Seringkali penderita tidak menunjukkan gejala khas dan hanya memiliki semacam benjolan atau pembengkakan kelenjar getah bening pada leher atau benjolan di ketiak. Benjolan ini jika ditekan tidak terasa sakit, berbeda dengan lymphadenitis (radang getah bening) yang akan terasa sakit jika ditekan. Karena tidak ada keluhan khas banyak pasien baru berobat saat masuk stadium lanjut sehingga sel kanker sudah menyebar dan sulit diangkat dengan operasi.

Diagnosis

Jika Anda mengalami pembengkakan pada kelenjar getah bening, maka dokter harus mencari tahu apakah gejala tersebut berasal dari kanker atau penyakit yang lain. Anda akan diminta menjalankan tes darah dan prosedur diagnostik berikut:
Pemeriksaan Fisik: Dokter akan memeriksa pembengkakan kelenjar getah bening di leher, ketiak dan selangkangan Anda. Dokter juga akan memeriksa limpa dan hati Anda untuk memastikan apakah ada pembengkakan.
Tes darah: Laboratorium akan melakukan pemeriksaan darah lengkap untuk memeriksa jumlah sel-sel darah. Laboratorium juga akan memeriksa zat-zat lain, seperti Lactate dehydrogenase (LDH). Limfoma menyebabkan tingkat LDH yang tinggi.

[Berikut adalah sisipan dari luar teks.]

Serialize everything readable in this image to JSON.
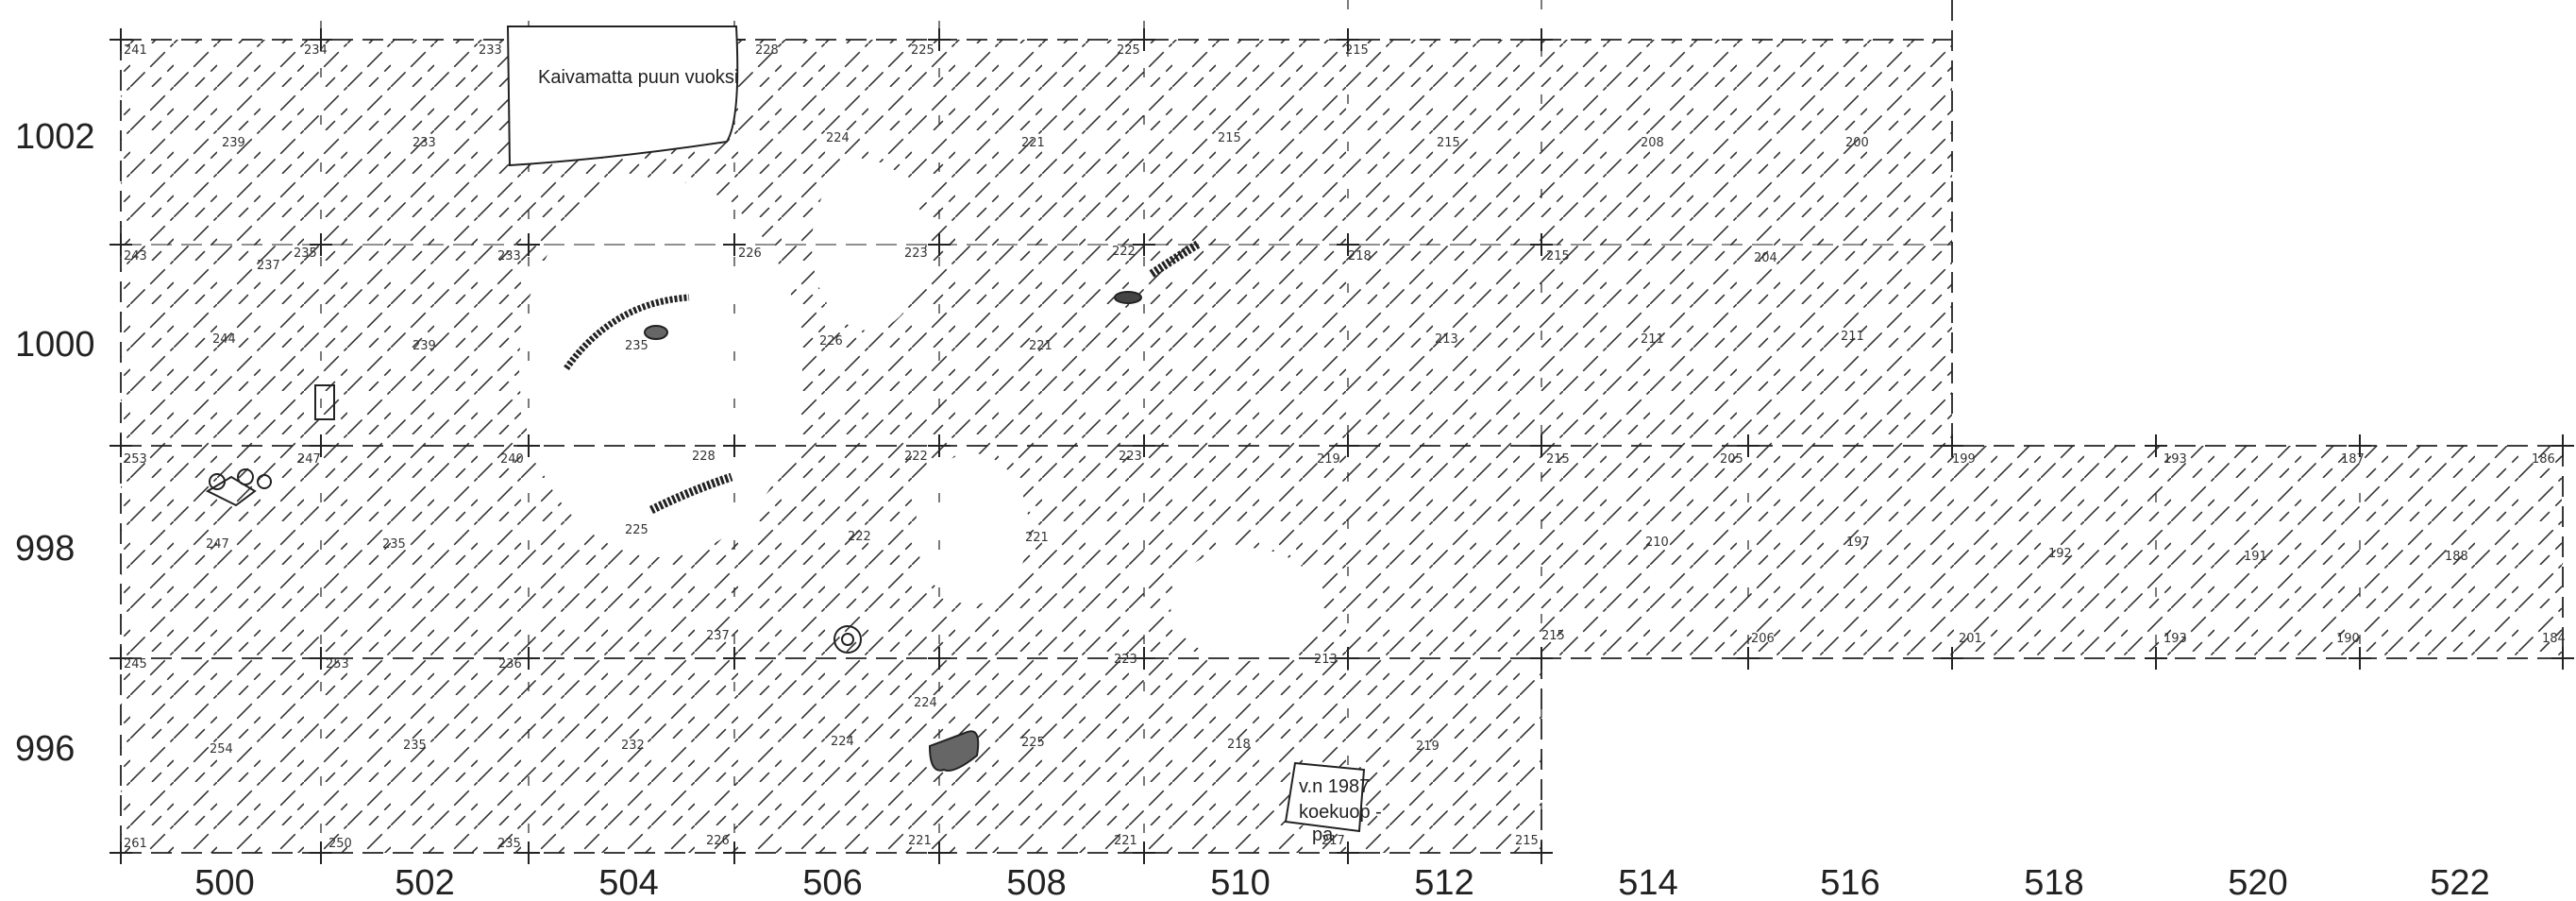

Sinar X untuk dada: Anda perlu menjalani sinar X untuk memeriksa kelenjar getah bening yang bengkak atau tanda-tanda penyakit lain di dada Anda.
Biopsi: Dokter akan mengambil jaringan untuk mencari sel-sel limfoma. Biopsi adalah satu-satunya cara terbaik untuk mendiagnosis limfoma. Dokter bisa mengangkat seluruh kelenjar getah bening (biopsi eksisi) atau hanya sebagian kelenjar getah bening (biopsi insisional). Kemudian dokter patologi akan memeriksa jaringan sel-sel limfoma dengan menggunakan mikroskop.